Une relation angulaire entre deux planètes mesurée le long du zodiaque. Quand la distance est proche de l'un d'un ensemble d'angles significatifs, les planètes sont dites en aspect et lues comme interagissant.
D'où viennent les angles d'aspect ?
De la division du cercle de 360 degrés par de petits nombres entiers. Par deux donne l'opposition à 180 degrés, par trois le trigone à 120, par quatre le carré à 90, par six le sextile à 60, avec la conjonction à 0.
Qu'est-ce qu'un orbe ?
L'écart toléré par rapport à un angle exact. Les astrologues sont en net désaccord sur la largeur des orbes, et ce choix détermine quels aspects apparaissent dans un thème.

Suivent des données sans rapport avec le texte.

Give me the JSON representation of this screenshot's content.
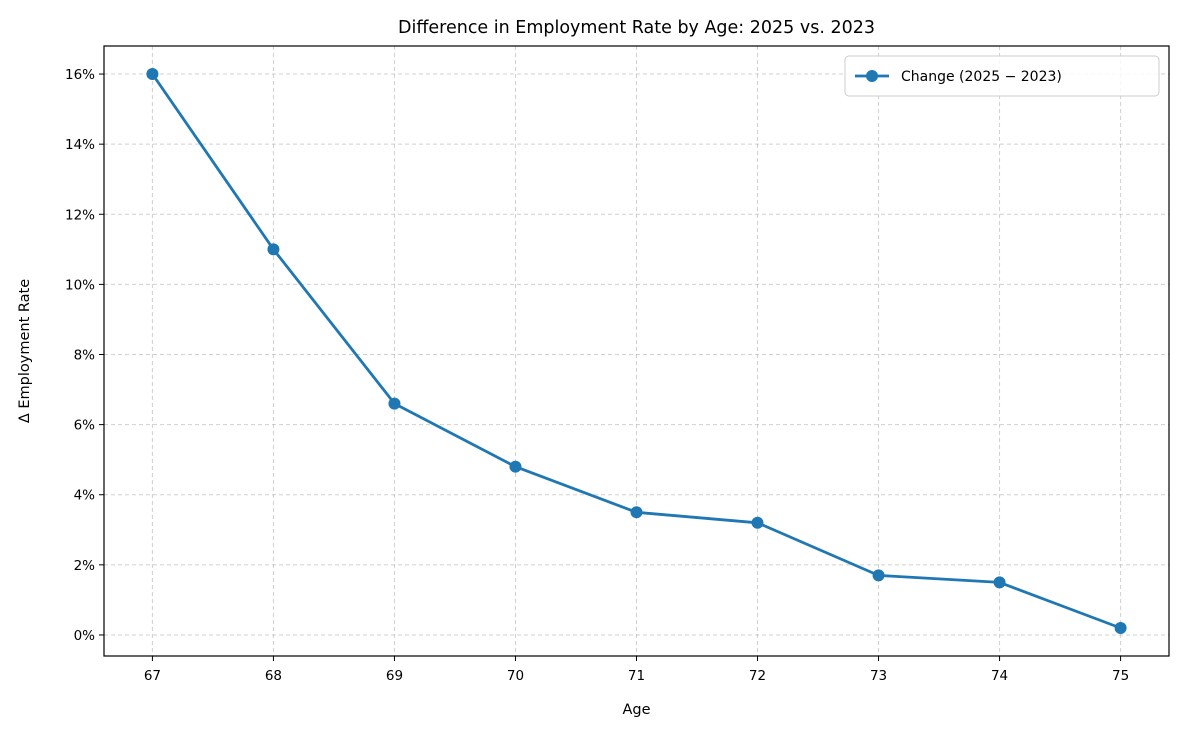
{
  "chart_data": {
    "type": "line",
    "title": "Difference in Employment Rate by Age: 2025 vs. 2023",
    "xlabel": "Age",
    "ylabel": "Δ Employment Rate",
    "x": [
      67,
      68,
      69,
      70,
      71,
      72,
      73,
      74,
      75
    ],
    "series": [
      {
        "name": "Change (2025 − 2023)",
        "values": [
          16.0,
          11.0,
          6.6,
          4.8,
          3.5,
          3.2,
          1.7,
          1.5,
          0.2
        ],
        "color": "#1f77b4"
      }
    ],
    "xticks": [
      "67",
      "68",
      "69",
      "70",
      "71",
      "72",
      "73",
      "74",
      "75"
    ],
    "yticks": [
      "0%",
      "2%",
      "4%",
      "6%",
      "8%",
      "10%",
      "12%",
      "14%",
      "16%"
    ],
    "xlim": [
      66.6,
      75.4
    ],
    "ylim": [
      -0.6,
      16.8
    ],
    "grid": true,
    "legend_position": "upper right"
  }
}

Quelle est la différence entre applicatif et séparatif ?
Un aspect applicatif se resserre encore vers l'exactitude ; un aspect séparatif l'a dépassée et se relâche. La pratique traditionnelle donne plus de poids aux aspects applicatifs.
Les carrés sont-ils mauvais et les trigones bons ?
Pas dans les termes de la tradition elle-même. Les carrés génèrent de la friction, donc de l'effort et du développement ; les trigones décrivent une aisance, qui reste souvent inexploitée. Le cadre est tendu contre aisé plutôt que mauvais contre bon.